Los llamados Pancakes Rocks, los acantilados de Punakaiki, resultaron ser un simpático lugar de los que te puedes encontrar centenares en la costa Cantábrica o en la Costa Brava, bien, pero vamos, nada que justificase esa fiera necesidad de usura del lugar.
No se hablaba nada sin embargo en aquel entorno del río Paparoa y su valle que  decidimos ascender al final de la tarde pertrechados con nuestro material de vivac. Ah, maravilla. ¿Quién iba a decirnos que río, valle arriba íbamos a encontrarnos con uno de los paisajes más bellos que hemos visto en este viaje? Pareciera que nuestro olfato se hubiera alimentado de algún susurro angelical, esa intuición que hace que des en el clavo y que sin comerlo ni beberlo te encuentres en medio de un pequeño paraíso. Eso era el valle del río Paparoa. Una de las cosas que más llaman la atención en esta isla sur de Nueva Zelanda es la manera en como convive una vegetación de aspecto totalmente tropical con las cercanías de las nieves perpetuas y los glaciares. El sendero es estrecho y se abre paso continuamente en un apretado e impenetrable bosque donde abundan las palmeras y toda clase de especies vegetales que uno está acostumbrado a ver en las cálidas tierras del trópico. El río baja abundante sobre un cauce de grandes rocas y troncos de árboles sumergidos que ofrecen un aspecto de tierras remotas exóticas y distantes donde la presencia del hombre es inhabitual. La apretada vegetación, la masa de grandes árboles derribados sobre el camino, la aparente soledad del lugar crea un ambiente perfecto para que el caminante se sienta insólitamente en unas tierras a miles de kilómetros de la civilización, lo cual no es cierto, porque aunque esta isla tenga una densidad de población bajísima y la atraviesen escasos caminos hay un control del medio ambiente y de la conservación verdaderamente elogiable.
Dormimos en lo alto del valle rodeados de cantos de aves exóticas y de sonidos de la selva que llegaban a nuestro vivac produciéndonos una agradable sensación de aislamiento y de entorno salvaje. A la mañana siguiente podíamos haber continuado para completar un itinerario circular que al final nos obligaba a hacer algunos kilómetros de asfalto. Preferimos volver por el mismo valle de Paparoa, un paseo matinal de algo más de dos horas que volvimos a disfrutar mientras el sol desperezaba entre los ruidos de la selva.
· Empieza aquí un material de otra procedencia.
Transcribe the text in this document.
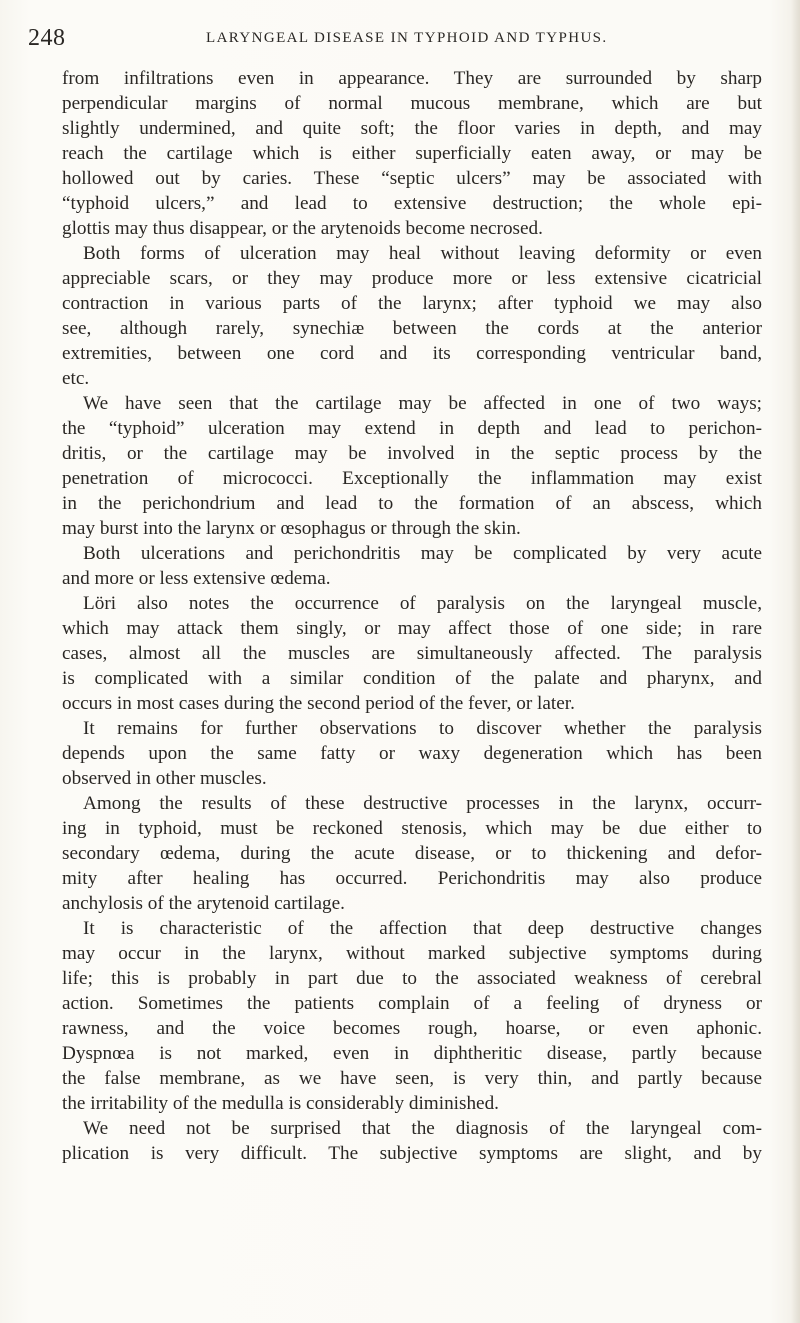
248	LARYNGEAL DISEASE IN TYPHOID AND TYPHUS.
from infiltrations even in appearance. They are surrounded by sharp
perpendicular margins of normal mucous membrane, which are but
slightly undermined, and quite soft; the floor varies in depth, and may
reach the cartilage which is either superficially eaten away, or may be
hollowed out by caries. These “septic ulcers” may be associated with
“typhoid ulcers,” and lead to extensive destruction; the whole epi-
glottis may thus disappear, or the arytenoids become necrosed.
Both forms of ulceration may heal without leaving deformity or even
appreciable scars, or they may produce more or less extensive cicatricial
contraction in various parts of the larynx; after typhoid we may also
see, although rarely, synechiæ between the cords at the anterior
extremities, between one cord and its corresponding ventricular band,
etc.
We have seen that the cartilage may be affected in one of two ways;
the “typhoid” ulceration may extend in depth and lead to perichon-
dritis, or the cartilage may be involved in the septic process by the
penetration of micrococci. Exceptionally the inflammation may exist
in the perichondrium and lead to the formation of an abscess, which
may burst into the larynx or œsophagus or through the skin.
Both ulcerations and perichondritis may be complicated by very acute
and more or less extensive œdema.
Löri also notes the occurrence of paralysis on the laryngeal muscle,
which may attack them singly, or may affect those of one side; in rare
cases, almost all the muscles are simultaneously affected. The paralysis
is complicated with a similar condition of the palate and pharynx, and
occurs in most cases during the second period of the fever, or later.
It remains for further observations to discover whether the paralysis
depends upon the same fatty or waxy degeneration which has been
observed in other muscles.
Among the results of these destructive processes in the larynx, occurr-
ing in typhoid, must be reckoned stenosis, which may be due either to
secondary œdema, during the acute disease, or to thickening and defor-
mity after healing has occurred. Perichondritis may also produce
anchylosis of the arytenoid cartilage.
It is characteristic of the affection that deep destructive changes
may occur in the larynx, without marked subjective symptoms during
life; this is probably in part due to the associated weakness of cerebral
action. Sometimes the patients complain of a feeling of dryness or
rawness, and the voice becomes rough, hoarse, or even aphonic.
Dyspnœa is not marked, even in diphtheritic disease, partly because
the false membrane, as we have seen, is very thin, and partly because
the irritability of the medulla is considerably diminished.
We need not be surprised that the diagnosis of the laryngeal com-
plication is very difficult. The subjective symptoms are slight, and by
Lo olvidaba, cuando me puse a repasar las fotos caí en que había olvidado una mañana que amanecimos junto a un lago envueltos por la magia de un juego de luces realmente hermoso. Hice una veintena de tomas y podría haber hecho igualmente un centenar todas realmente hermosas. Viajar por ahí y encontrarte cuando te despiertas delante de tus narices algo tan bello es una gran suerte y un privilegio.